The disappointment to myself and to my family was Earth shattering. Even as a Christian, I was in disbelief that God had allowed this to be a part of my life. My faith was in danger, and my relationship with the Lord had become impossible to maneuver. I hid from God; I could not face what He had allowed in my life. My trust was wavering.
A crisis pregnancy was not well supported when I needed intervention; there was no one to talk to or to get advice from. Most people didn't talk openly about unplanned pregnancies. There was no internet or information about choices or the long term effects of an abortion.
Today, we have all kinds of interventions for various kinds of struggles- alcohol, drugs, suicide, mental health, and so on, but we still do not have a good plan for a crisis pregnancy.

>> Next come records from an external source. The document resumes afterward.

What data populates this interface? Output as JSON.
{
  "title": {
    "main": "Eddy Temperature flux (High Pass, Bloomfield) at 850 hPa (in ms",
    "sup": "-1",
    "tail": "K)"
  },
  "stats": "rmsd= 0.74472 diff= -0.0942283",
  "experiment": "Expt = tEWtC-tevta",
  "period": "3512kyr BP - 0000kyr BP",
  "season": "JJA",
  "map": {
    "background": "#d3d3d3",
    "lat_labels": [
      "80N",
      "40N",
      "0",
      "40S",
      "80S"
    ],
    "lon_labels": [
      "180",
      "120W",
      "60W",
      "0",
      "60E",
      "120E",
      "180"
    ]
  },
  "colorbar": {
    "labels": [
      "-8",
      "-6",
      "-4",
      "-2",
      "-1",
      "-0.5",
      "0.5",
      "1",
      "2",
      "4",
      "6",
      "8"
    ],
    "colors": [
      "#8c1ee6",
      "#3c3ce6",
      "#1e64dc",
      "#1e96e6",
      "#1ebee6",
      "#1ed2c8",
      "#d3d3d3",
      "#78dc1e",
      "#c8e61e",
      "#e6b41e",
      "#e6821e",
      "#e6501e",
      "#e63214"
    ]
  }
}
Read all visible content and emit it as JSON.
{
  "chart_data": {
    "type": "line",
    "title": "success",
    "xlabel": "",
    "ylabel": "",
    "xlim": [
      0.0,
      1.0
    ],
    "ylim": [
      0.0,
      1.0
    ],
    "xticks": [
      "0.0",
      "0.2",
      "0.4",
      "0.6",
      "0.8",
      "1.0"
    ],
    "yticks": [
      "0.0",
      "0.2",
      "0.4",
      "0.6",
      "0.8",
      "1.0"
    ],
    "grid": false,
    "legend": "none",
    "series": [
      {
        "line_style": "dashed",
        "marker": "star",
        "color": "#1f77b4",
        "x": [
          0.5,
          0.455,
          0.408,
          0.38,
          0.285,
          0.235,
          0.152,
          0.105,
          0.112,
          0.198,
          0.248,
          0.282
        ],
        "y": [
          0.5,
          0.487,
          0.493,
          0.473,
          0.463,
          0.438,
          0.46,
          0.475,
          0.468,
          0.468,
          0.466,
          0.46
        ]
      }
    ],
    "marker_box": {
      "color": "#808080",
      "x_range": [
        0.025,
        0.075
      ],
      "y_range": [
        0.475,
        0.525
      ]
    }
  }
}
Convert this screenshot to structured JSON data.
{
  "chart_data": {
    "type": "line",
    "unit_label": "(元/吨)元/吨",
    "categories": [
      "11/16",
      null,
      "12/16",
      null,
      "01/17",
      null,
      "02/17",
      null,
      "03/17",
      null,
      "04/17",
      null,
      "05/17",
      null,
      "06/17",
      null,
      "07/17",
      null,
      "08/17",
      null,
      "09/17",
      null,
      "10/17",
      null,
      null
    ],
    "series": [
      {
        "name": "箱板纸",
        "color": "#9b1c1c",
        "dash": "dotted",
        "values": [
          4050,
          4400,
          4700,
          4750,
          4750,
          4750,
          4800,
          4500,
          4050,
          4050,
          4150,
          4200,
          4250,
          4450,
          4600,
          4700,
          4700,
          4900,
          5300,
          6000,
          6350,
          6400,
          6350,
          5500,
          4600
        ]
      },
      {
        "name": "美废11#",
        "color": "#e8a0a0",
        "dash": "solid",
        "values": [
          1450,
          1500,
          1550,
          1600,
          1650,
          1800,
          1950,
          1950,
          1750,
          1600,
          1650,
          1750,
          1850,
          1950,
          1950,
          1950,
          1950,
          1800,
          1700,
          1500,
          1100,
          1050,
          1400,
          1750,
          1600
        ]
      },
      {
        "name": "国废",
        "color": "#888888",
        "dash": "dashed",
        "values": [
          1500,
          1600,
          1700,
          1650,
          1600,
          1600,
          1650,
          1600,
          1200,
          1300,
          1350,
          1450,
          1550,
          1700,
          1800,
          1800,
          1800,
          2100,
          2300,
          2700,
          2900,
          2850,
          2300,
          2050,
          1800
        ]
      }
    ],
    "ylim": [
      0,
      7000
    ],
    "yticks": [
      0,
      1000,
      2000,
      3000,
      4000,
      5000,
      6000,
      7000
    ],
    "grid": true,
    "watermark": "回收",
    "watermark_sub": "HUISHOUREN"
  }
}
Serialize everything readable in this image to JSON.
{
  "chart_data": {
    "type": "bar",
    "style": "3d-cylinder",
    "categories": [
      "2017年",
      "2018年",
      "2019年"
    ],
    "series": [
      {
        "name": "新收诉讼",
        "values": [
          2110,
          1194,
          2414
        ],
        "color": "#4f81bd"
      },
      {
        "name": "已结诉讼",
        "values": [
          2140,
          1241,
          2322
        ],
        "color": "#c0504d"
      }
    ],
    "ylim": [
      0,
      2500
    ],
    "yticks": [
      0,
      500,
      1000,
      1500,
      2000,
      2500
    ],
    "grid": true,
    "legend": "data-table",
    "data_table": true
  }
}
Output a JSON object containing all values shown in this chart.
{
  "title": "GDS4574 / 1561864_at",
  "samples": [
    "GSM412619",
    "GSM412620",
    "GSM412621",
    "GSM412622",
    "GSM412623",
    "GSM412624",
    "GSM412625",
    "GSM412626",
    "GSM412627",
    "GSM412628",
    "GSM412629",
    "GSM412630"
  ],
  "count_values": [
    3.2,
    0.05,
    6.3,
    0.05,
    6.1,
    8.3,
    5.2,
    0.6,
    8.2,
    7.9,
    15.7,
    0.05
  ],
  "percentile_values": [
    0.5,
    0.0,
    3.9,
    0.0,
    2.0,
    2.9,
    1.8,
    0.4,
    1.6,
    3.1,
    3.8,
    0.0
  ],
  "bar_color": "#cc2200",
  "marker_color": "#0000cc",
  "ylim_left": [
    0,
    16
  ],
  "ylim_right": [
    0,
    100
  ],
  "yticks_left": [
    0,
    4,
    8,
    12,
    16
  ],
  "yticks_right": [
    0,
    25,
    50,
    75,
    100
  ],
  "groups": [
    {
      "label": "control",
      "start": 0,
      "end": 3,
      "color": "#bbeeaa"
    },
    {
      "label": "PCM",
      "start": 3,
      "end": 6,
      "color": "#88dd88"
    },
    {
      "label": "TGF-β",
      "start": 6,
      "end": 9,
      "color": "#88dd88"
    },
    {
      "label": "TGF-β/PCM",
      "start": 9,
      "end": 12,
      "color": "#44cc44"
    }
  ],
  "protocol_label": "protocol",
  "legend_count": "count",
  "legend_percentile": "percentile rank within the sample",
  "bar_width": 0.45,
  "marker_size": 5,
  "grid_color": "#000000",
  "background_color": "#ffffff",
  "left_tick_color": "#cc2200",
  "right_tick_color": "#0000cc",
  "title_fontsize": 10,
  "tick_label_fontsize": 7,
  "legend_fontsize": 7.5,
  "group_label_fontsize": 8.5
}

I was isolated and alone. When I was in a crowd of people, even friends, I still felt so alone on the inside. My parents had no idea I was dying on the inside. The guilt, grief, and shame were more than I could bear, and I lost the ability to speak up and say no. I was filled with grief and guilt that led me into a state of depression and anxiety. I believe if we studied this topic deeper in regards to its relation to mental health, we would see that most post abortion moms suffer from metal illness and depression.
I didn't make the appointment; I didn't choose the date. The clinic was plain- there were no pictures on the wall, and the chairs were uncomfortable. The staff was as cold as the building. There were no smiles on anyone's faces; no one asked me if I was okay or how I was feeling. When I went back for the ultrasound, I asked the nurse if it was a boy or girl; she responded harshly with "Why do you want to know?" I didn't say another word that day or any other day for a long time.
The one hope I hold onto is knowing that when I forsook my child, God was there to receive them; He alone knows if it's a boy or girl. I didn't know the Lord then like I do now. God began to seek me. He knew I would need him to rescue me from all my hurt and sadness.